To further verify the effectiveness of the proposed model components, ablation experiments were conducted on the RDDEMN model using the NASA dataset. The objective was to determine the impact of the SPA module and the RL module on prediction accuracy and stability.

Table 4. The predicted results of the ablation experiments.

Network Model	B0005			B0006			B0007			B0018
	MSE (×10−3)	RMSE (×10−3)	MAE (×10−3)	MSE (×10−3)	RMSE (×10−3)	MAE (×10−3)	MSE (×10−3)	RMSE (×10−3)	MAE (×10−3)	MSE (×10−3)	RMSE (×10−3)	MAE (×10−3)
OUR	0.11	10.20	6.90	0.14	11.86	7.67	0.07	8.38	6.13	0.26	15.98	10.75
A0	0.13	11.23	7.66	0.17	13.20	10.86	0.09	9.58	8.57	0.29	17.13	9.65
A1	0.13	11.53	9.77	0.20	14.01	8.83	0.07	8.41	6.03	0.27	16.49	10.52
A2	0.15	12.26	8.60	0.39	19.81	16.71	0.20	14.09	13.36	0.31	17.55	11.89

presents the prediction results after removing different components of the model. A0 denotes the model without SPA, A1 denotes the model without RL, and A2 denotes the model with both components removed. The analysis shows that removing any single component leads to performance degradation, which fully verifies the effectiveness of each constructed module in the model.

Figure 5 illustrates the visualization results of the ablation experiments. Based on comprehensive analysis of the MSE, RMSE, and MAE metrics, the RDDEMN model demonstrates significant advantages in battery lifetime prediction tasks.
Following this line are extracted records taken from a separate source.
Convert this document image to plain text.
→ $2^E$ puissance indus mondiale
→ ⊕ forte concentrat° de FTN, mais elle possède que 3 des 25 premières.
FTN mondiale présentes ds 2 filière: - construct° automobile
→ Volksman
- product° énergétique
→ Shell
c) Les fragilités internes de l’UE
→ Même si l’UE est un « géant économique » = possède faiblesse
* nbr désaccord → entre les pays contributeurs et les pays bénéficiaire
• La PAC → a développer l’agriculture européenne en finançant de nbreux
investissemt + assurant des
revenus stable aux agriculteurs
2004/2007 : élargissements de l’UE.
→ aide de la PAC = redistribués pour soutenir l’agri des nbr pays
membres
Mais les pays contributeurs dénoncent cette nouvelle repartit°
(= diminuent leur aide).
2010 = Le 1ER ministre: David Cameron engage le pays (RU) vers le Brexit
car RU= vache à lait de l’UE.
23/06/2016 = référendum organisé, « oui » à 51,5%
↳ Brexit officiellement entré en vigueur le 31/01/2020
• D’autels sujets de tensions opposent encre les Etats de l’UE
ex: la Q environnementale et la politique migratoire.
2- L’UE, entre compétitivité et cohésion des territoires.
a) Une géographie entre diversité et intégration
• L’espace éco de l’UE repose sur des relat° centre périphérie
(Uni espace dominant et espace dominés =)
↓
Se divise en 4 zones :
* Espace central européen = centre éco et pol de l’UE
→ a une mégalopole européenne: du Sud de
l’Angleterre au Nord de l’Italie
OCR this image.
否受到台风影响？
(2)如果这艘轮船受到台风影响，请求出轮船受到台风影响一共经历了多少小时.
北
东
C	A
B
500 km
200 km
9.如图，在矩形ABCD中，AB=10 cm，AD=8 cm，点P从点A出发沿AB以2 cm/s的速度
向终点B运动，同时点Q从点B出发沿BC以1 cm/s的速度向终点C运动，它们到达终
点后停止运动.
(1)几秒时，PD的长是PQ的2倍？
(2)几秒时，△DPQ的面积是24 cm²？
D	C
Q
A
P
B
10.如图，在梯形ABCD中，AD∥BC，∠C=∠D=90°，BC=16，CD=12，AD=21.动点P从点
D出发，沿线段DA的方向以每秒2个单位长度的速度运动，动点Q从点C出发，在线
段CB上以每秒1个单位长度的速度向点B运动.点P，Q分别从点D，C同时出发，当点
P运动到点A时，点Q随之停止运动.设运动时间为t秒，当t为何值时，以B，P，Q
Compared with A0, A1, and A2, the RDDEMN model consistently achieves the lowest prediction errors across all battery types, reflecting superior prediction accuracy and stability. The A2 model exhibits a sharp increase in prediction error for batteries such as B0006, indicating poor stability, thereby validating the effectiveness and superiority of the proposed architecture in battery lifetime prediction tasks.

5. Conclusions

To address the limitations of insufficient multi-scale feature mining and rigid fusion strategies in existing data-driven models, this paper proposes a Reinforced Dynamic Degradation Evolution Modeling Network (RDDEMN) for lithium-ion battery remaining useful life (RUL) prediction. Comprehensive validation and ablation studies on the NASA dataset confirm that RDDEMN significantly outperforms mainstream baseline models across MSE, RMSE, and MAE metrics, exhibiting superior robustness during nonlinear degradation stages. The core innovations and contributions of this study are summarized as follows:

(1)

Novel RDDEMN Framework: By integrating a customized DST-Net, the model synergizes input-conditioned state transitions and local convolutions to overcome the limitations of traditional RNNs, enabling the precise extraction of multi-scale degradation features from both short-term fluctuations and long-term state evolution.

(2)

RL-Based Adaptive Gated Fusion: A dynamic policy network replaces static fusion by intelligently adjusting the fusion weights of multi-scale and state features based on current degradation statistics, substantially enhancing adaptability across diverse aging stages.

(3)

Exceptional Cross-Condition Generalization: RDDEMN demonstrates remarkable accuracy and stability in cross-battery scenarios, effectively handling complex phenomena like capacity regeneration to provide reliable technical support for fault diagnosis in practical battery management systems.

To mitigate the high costs of acquiring full life-cycle battery data, future work will explore lightweight prediction schemes using transfer learning and meta-learning. Reusing RDDEMN’s robust features for cross-condition transfer will address data scarcity in small-sample scenarios and broaden the model’s industrial application boundaries.